Court Opinion

ID: 9731210
Source: CourtListenerOpinion
Date Created: 2023-08-26 15:38:34.507844+00
Date Added: 2024-06-11T18:26:15.902084
License: Public Domain

OLSZEWSKI, Judge,
concurring.
I agree with the majority’s ruling affirming each of the trial court’s orders. I write separately to further address appellant’s contention that the trial court’s failure to instruct the jury on a de minimis contact — relating to the law of substantial contributing factor — requires a new trial.
Under the circumstances of this case, as the majority explains, the trial court’s refusal to give appellant’s requested charge was not an error of law which could have been responsible for the verdict. Therefore, appellant’s motion for a new trial was properly denied. Smith v. Brooks, 394 Pa.Super. 327, 575 A.2d 926 (1990). Nevertheless, to remain faithful to the law of substantial contributing factor and to ensure that juries understand exactly what it involves, in future cases, where a defendant manufacturer presents evidence that a plaintiff’s exposure to its product was so minimal that it could not have caused or could not have combined with other defective products to have caused that plaintiff’s injuries, I am prepared to hold that a de minimis instruction, if requested, should be given.
As the majority opinion points out, for liability to attach in a products liability action, a plaintiff must establish that his or her injuries were caused by a particular product of a defendant manufacturer. Eckenrod v. GAF Corp., 375 Pa.Super. 187, 190-91, 544 A.2d 50, 52 (1988). To prove *108that a particular product caused a harmful result, it must be shown that the defendant manufacturer’s defective product was a substantial factor in producing plaintiff’s injuries. Sheehan v. Cincinnati Shaper Co., 382 Pa.Super. 579, 555 A.2d 1352 (1989), appeal denied, 523 Pa. 633, 564 A.2d 1261. If the defective product is not a substantial factor in producing plaintiff’s injuries, then that product is not the legal or proximate cause of those injuries and liability will not lie. Cf. Whitner v. Lojeski, 437 Pa. 448, 263 A.2d 889 (1970).
Relying on the above principles, appellant requested that the jury be charged as follows:
If you are not satisfied, more probably than not, the plaintiff had nothing more than a purely incidental contact with the asbestos product of a particular defendant, then the absence of a warning on the defendant’s product could not have been a substantial factor in bringing about plaintiff’s injury, and hence that defendant could not be liable to that plaintiff.

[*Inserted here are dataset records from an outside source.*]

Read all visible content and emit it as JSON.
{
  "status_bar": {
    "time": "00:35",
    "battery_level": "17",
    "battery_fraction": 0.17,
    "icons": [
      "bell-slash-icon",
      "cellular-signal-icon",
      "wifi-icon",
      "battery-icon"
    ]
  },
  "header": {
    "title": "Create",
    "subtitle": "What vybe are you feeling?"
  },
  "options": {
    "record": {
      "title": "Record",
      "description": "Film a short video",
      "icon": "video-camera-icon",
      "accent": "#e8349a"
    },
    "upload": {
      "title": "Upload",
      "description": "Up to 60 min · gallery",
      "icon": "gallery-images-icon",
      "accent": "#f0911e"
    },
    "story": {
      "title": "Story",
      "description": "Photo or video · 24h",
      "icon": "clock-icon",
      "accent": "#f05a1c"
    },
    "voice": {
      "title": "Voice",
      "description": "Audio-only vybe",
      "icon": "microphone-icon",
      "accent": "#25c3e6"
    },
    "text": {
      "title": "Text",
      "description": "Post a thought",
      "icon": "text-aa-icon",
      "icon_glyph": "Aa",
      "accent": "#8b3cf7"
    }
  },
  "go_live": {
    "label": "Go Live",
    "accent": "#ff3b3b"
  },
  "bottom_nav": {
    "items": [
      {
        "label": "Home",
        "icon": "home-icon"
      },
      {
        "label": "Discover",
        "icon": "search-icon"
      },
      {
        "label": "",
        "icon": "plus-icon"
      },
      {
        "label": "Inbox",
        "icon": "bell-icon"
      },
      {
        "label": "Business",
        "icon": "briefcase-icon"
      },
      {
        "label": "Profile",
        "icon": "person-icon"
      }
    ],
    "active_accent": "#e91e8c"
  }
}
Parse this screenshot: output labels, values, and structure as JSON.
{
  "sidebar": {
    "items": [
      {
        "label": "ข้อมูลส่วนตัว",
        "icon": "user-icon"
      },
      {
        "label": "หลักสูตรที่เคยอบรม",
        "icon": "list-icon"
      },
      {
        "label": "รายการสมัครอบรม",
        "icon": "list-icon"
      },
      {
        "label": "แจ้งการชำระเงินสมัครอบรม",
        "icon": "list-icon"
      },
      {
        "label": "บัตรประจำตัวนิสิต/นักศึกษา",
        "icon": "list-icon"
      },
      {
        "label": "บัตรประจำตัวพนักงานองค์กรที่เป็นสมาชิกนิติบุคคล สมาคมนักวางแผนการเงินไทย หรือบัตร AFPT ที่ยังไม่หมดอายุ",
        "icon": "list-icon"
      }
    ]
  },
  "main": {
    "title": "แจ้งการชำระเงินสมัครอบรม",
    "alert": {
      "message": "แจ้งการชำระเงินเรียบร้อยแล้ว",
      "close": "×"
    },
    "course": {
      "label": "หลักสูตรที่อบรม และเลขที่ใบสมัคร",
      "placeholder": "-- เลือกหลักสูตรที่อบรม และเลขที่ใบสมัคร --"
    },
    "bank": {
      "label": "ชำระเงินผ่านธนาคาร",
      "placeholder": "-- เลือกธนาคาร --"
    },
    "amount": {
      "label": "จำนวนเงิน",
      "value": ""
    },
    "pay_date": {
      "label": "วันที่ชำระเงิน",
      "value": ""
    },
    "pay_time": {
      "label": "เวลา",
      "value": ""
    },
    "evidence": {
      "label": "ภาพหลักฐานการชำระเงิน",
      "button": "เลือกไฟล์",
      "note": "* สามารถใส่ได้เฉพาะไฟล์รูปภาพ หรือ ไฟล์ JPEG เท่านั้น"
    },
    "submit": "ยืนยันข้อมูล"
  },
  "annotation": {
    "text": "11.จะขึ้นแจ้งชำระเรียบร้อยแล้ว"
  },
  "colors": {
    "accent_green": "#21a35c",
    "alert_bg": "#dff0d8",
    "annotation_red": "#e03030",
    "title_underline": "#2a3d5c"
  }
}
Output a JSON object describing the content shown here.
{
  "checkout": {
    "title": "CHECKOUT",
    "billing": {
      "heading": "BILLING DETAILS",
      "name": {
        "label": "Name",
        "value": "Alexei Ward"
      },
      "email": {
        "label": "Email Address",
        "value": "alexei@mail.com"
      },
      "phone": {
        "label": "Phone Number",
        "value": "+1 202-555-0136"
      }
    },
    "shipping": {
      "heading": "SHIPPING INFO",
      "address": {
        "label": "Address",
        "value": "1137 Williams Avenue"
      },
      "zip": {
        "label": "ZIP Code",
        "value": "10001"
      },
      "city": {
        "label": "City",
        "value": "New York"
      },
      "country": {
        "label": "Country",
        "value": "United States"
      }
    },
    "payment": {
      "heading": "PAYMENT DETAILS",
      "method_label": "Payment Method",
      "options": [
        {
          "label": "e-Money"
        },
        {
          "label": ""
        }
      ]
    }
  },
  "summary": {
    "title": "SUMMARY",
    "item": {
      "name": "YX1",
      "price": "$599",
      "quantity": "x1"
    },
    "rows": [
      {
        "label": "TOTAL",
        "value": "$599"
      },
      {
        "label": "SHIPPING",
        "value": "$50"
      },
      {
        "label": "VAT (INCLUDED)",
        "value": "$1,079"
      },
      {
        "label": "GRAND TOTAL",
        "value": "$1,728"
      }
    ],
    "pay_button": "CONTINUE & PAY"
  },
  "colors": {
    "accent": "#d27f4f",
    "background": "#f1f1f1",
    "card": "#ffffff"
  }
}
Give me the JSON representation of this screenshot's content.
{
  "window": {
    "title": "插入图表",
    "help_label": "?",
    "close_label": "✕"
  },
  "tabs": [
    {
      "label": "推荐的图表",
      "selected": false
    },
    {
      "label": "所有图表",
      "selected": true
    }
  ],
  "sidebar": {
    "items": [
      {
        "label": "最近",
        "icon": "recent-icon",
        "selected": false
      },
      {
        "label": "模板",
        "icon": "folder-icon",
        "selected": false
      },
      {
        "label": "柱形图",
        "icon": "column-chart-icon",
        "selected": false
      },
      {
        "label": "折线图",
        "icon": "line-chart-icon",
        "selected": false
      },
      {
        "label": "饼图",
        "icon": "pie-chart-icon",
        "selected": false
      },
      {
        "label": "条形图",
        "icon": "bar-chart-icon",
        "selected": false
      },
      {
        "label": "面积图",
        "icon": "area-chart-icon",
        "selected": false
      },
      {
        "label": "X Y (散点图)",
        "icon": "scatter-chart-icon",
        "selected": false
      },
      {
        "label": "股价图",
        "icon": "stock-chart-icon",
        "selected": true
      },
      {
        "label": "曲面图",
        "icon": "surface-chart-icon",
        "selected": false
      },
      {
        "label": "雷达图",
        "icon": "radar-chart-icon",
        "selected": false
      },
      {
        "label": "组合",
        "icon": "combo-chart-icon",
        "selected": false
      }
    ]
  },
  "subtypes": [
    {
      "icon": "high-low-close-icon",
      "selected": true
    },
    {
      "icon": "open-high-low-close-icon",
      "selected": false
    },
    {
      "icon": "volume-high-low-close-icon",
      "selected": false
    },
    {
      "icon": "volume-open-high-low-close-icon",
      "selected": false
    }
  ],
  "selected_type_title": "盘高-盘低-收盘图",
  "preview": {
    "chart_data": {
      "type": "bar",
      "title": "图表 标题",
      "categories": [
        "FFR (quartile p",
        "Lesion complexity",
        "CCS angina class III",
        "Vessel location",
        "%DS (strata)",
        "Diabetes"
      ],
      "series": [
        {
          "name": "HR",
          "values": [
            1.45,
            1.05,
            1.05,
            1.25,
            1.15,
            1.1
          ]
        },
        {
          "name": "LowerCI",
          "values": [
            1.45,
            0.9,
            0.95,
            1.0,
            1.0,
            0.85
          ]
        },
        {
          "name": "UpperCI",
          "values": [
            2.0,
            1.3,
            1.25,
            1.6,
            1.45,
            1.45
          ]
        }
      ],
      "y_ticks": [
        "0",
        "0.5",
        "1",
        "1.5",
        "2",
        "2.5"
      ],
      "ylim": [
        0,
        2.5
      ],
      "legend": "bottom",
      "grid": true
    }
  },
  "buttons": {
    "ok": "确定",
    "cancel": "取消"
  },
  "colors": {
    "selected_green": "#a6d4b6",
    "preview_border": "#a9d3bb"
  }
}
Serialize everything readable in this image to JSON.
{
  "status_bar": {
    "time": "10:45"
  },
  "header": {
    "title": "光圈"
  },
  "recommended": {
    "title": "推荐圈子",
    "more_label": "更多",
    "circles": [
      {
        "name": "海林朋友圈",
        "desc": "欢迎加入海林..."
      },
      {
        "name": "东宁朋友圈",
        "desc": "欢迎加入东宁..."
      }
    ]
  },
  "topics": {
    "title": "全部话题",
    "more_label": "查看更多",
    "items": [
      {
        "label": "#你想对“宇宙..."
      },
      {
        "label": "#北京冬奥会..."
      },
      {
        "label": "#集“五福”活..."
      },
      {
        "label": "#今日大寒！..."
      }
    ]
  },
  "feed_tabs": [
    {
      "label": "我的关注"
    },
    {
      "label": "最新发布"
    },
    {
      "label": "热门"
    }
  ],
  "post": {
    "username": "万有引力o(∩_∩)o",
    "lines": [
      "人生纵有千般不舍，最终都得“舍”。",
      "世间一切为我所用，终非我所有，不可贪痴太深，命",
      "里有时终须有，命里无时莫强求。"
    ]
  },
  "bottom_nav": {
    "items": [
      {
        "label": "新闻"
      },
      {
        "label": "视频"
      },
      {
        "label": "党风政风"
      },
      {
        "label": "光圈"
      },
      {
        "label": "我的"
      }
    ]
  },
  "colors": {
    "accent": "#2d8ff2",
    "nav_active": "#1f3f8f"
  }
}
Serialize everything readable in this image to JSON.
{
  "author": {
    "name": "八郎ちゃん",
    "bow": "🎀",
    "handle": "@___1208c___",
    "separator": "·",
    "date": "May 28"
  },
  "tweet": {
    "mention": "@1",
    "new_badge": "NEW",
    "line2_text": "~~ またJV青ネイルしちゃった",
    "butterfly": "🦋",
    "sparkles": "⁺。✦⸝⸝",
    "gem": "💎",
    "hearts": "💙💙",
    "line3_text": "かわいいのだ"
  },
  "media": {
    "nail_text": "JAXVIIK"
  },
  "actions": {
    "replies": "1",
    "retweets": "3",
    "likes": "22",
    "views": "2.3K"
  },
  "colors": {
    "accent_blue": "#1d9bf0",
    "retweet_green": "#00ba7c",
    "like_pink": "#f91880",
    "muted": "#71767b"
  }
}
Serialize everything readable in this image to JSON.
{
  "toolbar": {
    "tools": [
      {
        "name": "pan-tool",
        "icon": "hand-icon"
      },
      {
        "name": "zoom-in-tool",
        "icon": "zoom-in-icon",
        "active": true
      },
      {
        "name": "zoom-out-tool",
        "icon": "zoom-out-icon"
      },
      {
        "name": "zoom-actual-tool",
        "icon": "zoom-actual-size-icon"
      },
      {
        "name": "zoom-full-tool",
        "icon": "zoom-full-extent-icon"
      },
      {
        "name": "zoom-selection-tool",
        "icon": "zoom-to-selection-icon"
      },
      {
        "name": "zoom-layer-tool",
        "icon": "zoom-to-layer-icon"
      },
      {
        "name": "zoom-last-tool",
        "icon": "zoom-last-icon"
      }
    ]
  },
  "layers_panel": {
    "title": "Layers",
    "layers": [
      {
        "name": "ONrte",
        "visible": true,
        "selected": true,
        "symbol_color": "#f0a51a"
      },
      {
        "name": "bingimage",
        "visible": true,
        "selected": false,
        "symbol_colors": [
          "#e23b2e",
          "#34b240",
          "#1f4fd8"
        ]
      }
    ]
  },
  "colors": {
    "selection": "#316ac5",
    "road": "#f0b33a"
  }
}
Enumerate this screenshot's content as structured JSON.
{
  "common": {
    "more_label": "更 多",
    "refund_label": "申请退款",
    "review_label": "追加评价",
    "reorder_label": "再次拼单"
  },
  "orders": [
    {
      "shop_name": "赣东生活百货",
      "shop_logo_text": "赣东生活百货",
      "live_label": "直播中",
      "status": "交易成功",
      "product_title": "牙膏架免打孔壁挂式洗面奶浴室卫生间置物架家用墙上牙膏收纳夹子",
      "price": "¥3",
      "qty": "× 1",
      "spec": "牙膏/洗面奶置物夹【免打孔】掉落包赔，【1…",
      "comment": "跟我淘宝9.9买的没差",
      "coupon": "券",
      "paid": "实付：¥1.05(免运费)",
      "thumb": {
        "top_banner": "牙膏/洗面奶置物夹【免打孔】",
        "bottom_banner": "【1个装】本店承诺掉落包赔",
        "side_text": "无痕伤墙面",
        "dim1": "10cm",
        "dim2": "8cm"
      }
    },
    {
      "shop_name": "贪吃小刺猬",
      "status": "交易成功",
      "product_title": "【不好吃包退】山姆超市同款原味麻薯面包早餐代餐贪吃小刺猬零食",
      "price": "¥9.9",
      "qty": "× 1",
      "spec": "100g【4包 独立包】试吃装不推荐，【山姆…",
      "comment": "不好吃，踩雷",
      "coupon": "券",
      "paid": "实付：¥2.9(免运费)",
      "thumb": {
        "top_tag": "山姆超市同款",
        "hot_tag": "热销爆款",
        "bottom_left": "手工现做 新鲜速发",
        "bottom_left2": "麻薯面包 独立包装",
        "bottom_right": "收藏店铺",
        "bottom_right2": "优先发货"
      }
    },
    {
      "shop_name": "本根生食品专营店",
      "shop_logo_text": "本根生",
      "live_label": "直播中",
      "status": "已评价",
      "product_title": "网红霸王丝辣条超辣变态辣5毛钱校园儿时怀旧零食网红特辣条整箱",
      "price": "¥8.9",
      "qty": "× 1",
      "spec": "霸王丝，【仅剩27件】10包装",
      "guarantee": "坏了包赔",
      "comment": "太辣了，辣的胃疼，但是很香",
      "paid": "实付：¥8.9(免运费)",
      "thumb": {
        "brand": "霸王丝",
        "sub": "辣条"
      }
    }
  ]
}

(R. 132a.) Appellant was not entitled to have this instruction given since it misstates the law. Minimal, or incidental, contact is a substantial contributing factor in causing a harmful result if that contact produced or substantially contributed to producing such a result. Consequently, proving that exposure to a particular defendant’s product may have been minimal does not necessarily lead to the conclusion that it could not have been a substantial contributing factor to plaintiff’s injuries.
A defective product substantially contributes to a plaintiff’s injuries if it is sufficient to cause them or when combined with other contributing factors is sufficient to cause them, even though each alone would have been insufficient. A defendant will not be permitted to avoid responsibility for the injurious consequences of its defective product merely because a defective product of another would have independently caused the same result. The law on this type of substantial contributing factor is aptly set out in the Pennsylvania Suggested Standard Jury Instructions:
*109When negligent conduct of two or more persons contributes concurrently to an occurrence or incident, each of these persons is fully responsible for the harm suffered by the plaintiff regardless of the relative extent to which each contributed to the harm. A cause is concurrent if it was operative at the moment of the incident, and acted with another cause as a substantial contributive factor in bringing about the harm.
Pa. SSJI Civ. 3.26 Concurring Causes (Subcommittee Draft 1978). While this section applies to the negligent conduct of two or more persons, its reasoning applies just as forcibly to the defective products of two or more manufacturers.
Conversely, if a defendant introduces competent evidence that exposure to its product was so minimal, incidental, insignificant, or insubstantial that it could not have produced or substantially contributed to having produced plaintiffs injuries, then the jury should be instructed, when a defendant so requests, that, if they are persuaded by that evidence, then such exposure constitutes a de minimis contact which cannot be considered a substantial contributing factor. Such a charge would eliminate any possible uncertainty over when exposure to a defendant’s product was so minimal that it may not be found to have been a substantial contributing factor. A de minimis instruction, along the above lines, would reconcile the law of substantial contributing factor with the law of concurrent causes.
On the issue of delay damages and the constitutionality of Rule 238, we are, of course, duty bound to follow the dictates of our Supreme Court. The Court has recently reaffirmed the validity of revised Rule 238, allowing the imposition of delay damages upon a defendant despite a lack of fault. Schrock v. Albert Einstein Medical Center et al., 527 Pa. 191, 589 A.2d 1103 (1991).
For the preceding reasons, I respectfully concur.